Mibefradil (Ro40-5967) is a chemically novel non-dihydropyridine calcium antagonist. In this phase II study we compared its acute and chronic effects on blood pressure, heart rate and atrioventricular conduction (electrocardiographic PQ interval) with those of verapamil and diltiazem.

PATIENTS AND METHODS

After a 4-week placebo run-in, 18 patients with mild to moderate essential hypertension were given single doses of mibefradil (150 mg), slow-release (SR) verapamil (240 mg), diltiazem (240 mg) and placebo at weekly intervals; pharmacokinetics and the effects on blood pressure, heart rate and PQ interval were studied on four 10-h study days. Seventeen of the same patients subsequently underwent 4 weeks of treatment with either mibefradil (100 mg daily; n = 10) or verapamil SR (240 mg daily; n = 7), and on the last day, they attended a further 10-h study day.
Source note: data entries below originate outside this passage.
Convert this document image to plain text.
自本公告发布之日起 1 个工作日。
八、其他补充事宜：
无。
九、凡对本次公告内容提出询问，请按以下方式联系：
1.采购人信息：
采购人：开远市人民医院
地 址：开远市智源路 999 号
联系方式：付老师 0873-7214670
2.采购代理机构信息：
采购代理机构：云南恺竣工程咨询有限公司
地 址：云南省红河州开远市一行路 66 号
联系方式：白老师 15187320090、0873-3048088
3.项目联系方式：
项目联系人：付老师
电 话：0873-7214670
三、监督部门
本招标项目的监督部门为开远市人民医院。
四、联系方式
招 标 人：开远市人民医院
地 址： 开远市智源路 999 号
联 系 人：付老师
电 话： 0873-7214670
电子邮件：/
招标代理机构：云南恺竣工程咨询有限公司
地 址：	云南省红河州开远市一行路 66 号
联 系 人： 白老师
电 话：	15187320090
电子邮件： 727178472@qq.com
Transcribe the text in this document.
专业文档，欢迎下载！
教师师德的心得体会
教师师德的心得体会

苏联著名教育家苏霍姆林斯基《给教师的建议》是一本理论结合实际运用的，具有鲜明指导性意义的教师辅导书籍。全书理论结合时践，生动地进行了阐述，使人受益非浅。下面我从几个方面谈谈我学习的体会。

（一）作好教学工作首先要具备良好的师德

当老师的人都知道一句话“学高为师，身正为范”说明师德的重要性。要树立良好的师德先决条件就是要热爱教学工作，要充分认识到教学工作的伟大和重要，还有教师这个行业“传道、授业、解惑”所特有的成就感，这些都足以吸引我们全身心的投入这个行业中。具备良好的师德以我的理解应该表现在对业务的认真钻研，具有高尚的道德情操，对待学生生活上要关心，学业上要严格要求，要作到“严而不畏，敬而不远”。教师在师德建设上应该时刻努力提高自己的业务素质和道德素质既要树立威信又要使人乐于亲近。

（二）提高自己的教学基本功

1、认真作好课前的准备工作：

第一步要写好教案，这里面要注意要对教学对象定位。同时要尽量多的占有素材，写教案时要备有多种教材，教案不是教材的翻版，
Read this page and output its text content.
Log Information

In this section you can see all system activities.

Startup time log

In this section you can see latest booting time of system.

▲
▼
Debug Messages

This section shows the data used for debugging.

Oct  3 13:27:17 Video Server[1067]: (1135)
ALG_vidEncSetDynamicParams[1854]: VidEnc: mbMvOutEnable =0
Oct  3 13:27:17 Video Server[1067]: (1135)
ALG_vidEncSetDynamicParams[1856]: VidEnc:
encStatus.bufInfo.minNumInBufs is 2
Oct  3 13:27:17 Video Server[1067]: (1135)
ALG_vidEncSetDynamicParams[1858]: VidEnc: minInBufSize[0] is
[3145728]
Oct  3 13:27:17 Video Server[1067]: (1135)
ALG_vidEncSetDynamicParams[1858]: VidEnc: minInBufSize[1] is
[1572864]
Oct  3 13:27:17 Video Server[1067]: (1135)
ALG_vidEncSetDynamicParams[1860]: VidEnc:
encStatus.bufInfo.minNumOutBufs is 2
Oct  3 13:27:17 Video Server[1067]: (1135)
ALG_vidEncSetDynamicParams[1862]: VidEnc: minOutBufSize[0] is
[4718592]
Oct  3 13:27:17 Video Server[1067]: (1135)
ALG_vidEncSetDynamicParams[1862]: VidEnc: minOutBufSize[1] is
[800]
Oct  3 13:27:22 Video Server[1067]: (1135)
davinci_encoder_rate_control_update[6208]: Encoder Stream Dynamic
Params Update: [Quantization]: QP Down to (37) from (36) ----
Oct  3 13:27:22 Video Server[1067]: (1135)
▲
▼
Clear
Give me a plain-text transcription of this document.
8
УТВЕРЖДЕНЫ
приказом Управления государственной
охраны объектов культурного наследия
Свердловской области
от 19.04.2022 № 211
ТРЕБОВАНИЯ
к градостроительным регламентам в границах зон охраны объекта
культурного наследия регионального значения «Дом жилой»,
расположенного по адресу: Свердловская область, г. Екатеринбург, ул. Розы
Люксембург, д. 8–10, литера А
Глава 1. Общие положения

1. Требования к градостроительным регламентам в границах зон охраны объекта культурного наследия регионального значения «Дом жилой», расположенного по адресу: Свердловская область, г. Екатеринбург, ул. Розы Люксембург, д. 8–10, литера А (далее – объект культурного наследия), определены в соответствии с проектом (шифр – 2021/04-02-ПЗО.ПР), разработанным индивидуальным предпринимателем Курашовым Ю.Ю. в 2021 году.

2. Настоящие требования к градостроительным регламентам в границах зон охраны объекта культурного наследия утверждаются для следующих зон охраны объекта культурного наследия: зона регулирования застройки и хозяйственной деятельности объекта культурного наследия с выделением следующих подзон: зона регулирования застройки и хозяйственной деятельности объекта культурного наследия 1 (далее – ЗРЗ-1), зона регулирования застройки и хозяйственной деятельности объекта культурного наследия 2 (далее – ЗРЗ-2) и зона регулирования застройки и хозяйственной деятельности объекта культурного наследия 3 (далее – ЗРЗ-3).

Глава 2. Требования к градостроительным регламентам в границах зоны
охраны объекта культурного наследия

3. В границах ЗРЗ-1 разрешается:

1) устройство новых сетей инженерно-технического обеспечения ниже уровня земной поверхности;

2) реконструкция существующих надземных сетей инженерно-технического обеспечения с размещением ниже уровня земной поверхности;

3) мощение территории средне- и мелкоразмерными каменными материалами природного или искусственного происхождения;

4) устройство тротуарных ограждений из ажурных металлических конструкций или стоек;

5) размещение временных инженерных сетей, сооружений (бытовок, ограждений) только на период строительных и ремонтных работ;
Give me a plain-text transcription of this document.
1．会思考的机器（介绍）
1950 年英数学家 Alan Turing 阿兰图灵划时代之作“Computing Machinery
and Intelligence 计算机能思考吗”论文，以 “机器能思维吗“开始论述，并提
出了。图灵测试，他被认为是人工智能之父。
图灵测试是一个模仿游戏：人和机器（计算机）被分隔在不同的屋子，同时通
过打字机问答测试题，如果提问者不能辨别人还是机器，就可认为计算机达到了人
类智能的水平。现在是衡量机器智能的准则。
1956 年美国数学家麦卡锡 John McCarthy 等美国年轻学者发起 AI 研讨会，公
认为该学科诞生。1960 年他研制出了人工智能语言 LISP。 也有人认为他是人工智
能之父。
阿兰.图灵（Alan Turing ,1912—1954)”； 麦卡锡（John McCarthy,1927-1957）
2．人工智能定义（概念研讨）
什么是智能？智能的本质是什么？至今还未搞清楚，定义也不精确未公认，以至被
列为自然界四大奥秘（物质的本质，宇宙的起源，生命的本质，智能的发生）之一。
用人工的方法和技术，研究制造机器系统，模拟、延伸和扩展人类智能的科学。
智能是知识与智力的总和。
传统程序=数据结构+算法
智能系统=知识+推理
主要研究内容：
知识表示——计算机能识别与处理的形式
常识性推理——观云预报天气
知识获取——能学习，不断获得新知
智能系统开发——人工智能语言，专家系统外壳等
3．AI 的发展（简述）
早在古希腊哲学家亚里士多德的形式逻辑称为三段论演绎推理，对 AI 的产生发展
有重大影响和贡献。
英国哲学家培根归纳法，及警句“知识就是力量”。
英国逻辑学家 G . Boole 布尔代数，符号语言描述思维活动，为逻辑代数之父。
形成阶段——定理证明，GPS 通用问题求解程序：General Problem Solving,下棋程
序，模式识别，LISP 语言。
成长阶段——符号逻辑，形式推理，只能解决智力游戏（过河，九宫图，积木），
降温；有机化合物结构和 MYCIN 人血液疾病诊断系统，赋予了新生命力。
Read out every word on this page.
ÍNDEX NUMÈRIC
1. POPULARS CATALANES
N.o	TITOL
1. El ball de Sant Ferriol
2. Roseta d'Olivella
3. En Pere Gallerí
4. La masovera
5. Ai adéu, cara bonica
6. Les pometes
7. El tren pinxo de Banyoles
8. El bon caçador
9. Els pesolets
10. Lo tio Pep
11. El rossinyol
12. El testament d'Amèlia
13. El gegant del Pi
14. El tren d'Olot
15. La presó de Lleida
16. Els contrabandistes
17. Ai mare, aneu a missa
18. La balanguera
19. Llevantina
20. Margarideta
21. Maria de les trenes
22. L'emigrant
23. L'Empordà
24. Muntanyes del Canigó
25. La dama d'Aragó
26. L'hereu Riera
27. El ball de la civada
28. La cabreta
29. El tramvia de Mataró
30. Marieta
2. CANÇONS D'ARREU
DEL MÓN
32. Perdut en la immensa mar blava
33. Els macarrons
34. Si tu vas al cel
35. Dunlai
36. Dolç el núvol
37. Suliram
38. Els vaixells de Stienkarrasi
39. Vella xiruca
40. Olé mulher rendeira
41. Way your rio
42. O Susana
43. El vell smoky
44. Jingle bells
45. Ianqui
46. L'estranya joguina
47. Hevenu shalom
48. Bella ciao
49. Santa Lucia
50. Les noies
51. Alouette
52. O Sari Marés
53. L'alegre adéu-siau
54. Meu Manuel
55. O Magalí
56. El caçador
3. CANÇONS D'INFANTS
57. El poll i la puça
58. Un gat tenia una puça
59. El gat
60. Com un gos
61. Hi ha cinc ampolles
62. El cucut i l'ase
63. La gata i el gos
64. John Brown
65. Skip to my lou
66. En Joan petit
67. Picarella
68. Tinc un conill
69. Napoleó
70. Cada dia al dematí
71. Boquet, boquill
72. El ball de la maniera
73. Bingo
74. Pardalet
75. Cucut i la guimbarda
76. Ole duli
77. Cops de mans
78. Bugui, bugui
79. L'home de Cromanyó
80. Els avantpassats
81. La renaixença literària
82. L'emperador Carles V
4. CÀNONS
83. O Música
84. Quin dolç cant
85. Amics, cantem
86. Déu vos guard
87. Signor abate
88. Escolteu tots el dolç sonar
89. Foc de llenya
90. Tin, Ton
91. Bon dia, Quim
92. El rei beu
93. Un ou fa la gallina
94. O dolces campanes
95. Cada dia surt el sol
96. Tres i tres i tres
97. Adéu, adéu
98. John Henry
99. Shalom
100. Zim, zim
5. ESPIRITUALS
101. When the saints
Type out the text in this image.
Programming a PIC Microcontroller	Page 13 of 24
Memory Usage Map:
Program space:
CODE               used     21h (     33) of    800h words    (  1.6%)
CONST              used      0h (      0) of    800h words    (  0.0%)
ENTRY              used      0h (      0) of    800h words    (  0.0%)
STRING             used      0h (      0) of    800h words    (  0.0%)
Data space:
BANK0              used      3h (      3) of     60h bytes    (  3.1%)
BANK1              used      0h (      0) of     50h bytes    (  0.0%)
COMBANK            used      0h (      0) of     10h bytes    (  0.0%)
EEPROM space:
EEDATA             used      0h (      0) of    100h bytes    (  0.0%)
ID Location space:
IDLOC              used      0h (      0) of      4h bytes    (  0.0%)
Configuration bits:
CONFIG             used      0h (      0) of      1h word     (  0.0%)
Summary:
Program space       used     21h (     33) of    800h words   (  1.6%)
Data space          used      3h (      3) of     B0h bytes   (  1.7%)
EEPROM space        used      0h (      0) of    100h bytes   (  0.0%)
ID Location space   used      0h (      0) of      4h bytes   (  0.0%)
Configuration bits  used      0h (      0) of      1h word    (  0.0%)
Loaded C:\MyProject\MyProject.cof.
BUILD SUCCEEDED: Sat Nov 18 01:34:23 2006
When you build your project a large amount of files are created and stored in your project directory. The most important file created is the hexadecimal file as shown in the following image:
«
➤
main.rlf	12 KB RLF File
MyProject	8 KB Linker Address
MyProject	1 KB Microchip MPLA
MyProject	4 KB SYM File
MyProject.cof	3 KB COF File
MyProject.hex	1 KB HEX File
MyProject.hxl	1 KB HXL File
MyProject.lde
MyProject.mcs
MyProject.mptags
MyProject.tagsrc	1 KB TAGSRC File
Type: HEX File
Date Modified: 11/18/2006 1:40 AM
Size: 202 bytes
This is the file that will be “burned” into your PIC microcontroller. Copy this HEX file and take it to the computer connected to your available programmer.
Two studies were conducted: an acute, single-dose, double-blind, randomly allocated, placebo-controlled, crossover study and a chronic, open-label, randomly allocated, parallel-group study.

RESULTS

Mibefradil was well tolerated. In the acute study, the antihypertensive effect (difference from placebo) of mibefradil 150 mg was of slower onset than that of verapamil or diltiazem, but comparable blood pressure reductions had been achieved by 6 h. The mean +/- SD maximal PQ prolongation (difference from placebo) was 15.6 +/- 16.1 ms, compared with 44.0 +/- 22.6 ms for verapamil and 56.0 +/- 48.9 ms for diltiazem (P<0.05 mibefradil versus verapamil; P<0.01 mibefradil versus diltiazem). In the chronic study there were no significant differences during steady-state conditions between mibefradil at 100 mg and verapamil SR at 240 mg in their effects on blood pressure, PQ and heart rate. The mean +/- SD elimination half-life (t1/2) of mibefradil under steady-state conditions was 26.8 +/- 5.5 h (versus an apparent t1/2 of 16.9 +/- 11.1 h for verapamil SR, P<0.05).

CONCLUSIONS

Mibefradil is a well-tolerated and efficacious antihypertensive agent well suited to single daily dosing because of its intrinsic long plasma half-life. The effects on both blood pressure and PQ interval are of more gradual onset than those of unmodified verapamil and diltiazem after single doses.